Deux jeunes personnes. Un garçon et une fille. Un premier amour entier, spirituel plus que charnel, parce que la jeune fille n’est pas prête. Elle doit se rendre dans une mystérieuse cité où le temps n’a plus cours, où les habitants n’ont plus d’ombre, ville entourée de hauts murs qu’il est interdit de franchir. Alors le jeune homme attend. Il est prêt à tous les sacrifices pour elle. Et pus un jour, elle disparaît sans laisser de traces. Il la cherche partout. Le temps passe, les souvenirs restent. Il finit par atteindre la cité, il abandonne son ombre, il devient liseur de vieux rêves. Il y croise une jeune femme qui ressemble à son amour perdu, mais ce n’est pas tout à fait elle. Et le temps passe encore, il quitte son emploi, se réfugie dans une petite ville perdue dans la montagne et devient directeur de la bibliothèque municipale. Il y fera d’étonnantes rencontres, comme l’ancien directeur Koyasu avec son béret et sa jupe, un jeune garçon sans nom portant invariablement un sweat Yellow Submarine et une jeune divorcée qui tient un café. Toutes ces personnes vont interagir dans son existence, avec, toujours en toile de fond, cette Cité qui n’a jamais cessé de le hanter.

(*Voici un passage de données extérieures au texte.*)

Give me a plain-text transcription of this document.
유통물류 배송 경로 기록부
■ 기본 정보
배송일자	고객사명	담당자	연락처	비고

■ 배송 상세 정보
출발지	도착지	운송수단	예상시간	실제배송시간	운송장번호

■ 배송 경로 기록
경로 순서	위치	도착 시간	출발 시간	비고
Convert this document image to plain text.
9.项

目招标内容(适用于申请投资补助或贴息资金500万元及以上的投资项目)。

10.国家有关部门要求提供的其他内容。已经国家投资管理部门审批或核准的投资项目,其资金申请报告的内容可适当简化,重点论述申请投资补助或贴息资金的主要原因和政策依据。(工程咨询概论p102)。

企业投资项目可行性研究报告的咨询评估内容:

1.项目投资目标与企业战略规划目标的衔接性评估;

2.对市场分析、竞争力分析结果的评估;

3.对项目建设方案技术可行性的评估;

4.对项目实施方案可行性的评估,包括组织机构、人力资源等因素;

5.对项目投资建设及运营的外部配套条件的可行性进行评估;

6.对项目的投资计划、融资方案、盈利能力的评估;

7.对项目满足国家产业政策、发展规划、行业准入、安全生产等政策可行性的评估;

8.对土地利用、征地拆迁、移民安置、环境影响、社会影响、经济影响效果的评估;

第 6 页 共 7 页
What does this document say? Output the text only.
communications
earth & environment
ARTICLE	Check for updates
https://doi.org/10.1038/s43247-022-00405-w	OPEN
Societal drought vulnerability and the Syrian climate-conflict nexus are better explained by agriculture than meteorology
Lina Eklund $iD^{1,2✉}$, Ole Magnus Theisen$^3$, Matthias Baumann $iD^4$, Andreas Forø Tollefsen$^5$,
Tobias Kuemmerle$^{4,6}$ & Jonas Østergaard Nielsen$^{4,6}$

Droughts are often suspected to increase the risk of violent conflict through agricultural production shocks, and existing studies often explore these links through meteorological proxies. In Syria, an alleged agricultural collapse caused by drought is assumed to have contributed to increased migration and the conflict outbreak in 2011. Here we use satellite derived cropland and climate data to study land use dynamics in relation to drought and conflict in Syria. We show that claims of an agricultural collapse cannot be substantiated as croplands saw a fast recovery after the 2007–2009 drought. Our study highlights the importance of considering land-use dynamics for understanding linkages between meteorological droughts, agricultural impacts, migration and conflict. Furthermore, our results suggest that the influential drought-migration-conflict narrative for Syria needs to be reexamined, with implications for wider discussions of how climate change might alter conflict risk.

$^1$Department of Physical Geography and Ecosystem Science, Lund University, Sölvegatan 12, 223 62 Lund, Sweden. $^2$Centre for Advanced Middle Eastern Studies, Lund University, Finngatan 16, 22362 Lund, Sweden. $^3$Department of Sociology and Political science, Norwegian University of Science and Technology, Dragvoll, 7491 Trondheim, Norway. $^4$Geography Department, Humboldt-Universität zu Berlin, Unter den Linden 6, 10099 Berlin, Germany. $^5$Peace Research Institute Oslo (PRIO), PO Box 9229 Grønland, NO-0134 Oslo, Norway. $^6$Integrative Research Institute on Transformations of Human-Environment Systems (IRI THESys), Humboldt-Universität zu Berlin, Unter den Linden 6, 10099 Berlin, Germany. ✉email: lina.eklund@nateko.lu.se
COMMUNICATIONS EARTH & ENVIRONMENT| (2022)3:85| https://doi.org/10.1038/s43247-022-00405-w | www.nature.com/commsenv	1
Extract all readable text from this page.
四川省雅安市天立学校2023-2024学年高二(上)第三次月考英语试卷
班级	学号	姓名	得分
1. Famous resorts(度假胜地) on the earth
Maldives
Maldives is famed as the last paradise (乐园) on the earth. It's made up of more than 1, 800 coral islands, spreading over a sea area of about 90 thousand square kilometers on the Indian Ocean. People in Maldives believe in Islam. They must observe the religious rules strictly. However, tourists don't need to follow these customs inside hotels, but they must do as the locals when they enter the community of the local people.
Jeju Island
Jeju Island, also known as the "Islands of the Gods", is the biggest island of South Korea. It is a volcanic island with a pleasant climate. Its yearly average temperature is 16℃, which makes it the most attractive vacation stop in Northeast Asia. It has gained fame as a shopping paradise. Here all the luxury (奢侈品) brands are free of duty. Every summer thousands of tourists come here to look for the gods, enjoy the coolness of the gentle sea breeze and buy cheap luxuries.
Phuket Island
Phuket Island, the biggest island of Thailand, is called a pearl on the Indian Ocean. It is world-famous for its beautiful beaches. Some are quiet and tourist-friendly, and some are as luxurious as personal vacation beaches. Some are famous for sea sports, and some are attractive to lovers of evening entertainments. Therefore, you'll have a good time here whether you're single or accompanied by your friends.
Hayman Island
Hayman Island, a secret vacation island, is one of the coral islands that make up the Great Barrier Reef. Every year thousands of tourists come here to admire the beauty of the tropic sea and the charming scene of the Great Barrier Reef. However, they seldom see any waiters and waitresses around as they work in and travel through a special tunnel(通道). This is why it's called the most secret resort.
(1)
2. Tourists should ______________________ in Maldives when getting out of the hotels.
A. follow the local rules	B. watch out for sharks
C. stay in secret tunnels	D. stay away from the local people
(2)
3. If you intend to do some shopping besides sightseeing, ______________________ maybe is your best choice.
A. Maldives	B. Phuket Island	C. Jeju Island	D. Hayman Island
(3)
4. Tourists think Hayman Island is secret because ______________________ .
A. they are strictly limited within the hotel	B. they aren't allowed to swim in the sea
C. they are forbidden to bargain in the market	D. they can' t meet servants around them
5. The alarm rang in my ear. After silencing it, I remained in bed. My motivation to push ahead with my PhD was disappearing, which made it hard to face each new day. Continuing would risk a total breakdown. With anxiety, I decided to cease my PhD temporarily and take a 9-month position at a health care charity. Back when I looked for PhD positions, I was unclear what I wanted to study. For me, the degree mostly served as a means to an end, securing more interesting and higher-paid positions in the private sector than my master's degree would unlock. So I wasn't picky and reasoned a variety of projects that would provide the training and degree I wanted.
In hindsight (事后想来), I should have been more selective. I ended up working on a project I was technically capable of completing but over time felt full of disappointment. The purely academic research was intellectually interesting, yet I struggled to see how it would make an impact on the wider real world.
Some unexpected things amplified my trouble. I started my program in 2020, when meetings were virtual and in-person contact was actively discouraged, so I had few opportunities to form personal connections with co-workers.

Lire un roman d’Haruki Murakami, c’est abandonner la part de réalité qui est en nous pour plonger dans l’irréel, la rêverie, l’imaginaire. La mélancolie, peut-être encore plus dans celui-ci, où le fantastique prend une place prépondérante. La cité aux murs incertains semble provenir tout droit d’un passé lointain, mais également d’un conte d’heroic fantasy, avec ses licornes et son gardien de la porte. Mais résumer le roman à cela serait trop facile et trop simpliste. Car au-delà de cette rêverie que vit le personnage principal tout au long de ces pages, c’est une réflexion plus profonde sur le monde qui nous entoure, sur notre existence, nos désirs. Doit-on vivre avec ses souvenirs, savoir se contenter de ce que l’on possède ou chercher ailleurs une autre existence, quitte à sacrifier celle que l’on a bâtie ? La métaphore de l’ombre que l’on abandonne est remarquable. Tout au long du roman, le protagoniste oscille entre sa vie réelle de bibliothécaire et sa vie imaginaire de liseur de rêves… À moins que cela soit l’inverse ? Car Murakami nous amène à douter de la réalité. Qui est l’ombre, qui est l’être réel ?
Un formidable roman comme seul le maître japonais sait les écrire.
Je remercie les éditions Belfond pour leur confiance à mon égard.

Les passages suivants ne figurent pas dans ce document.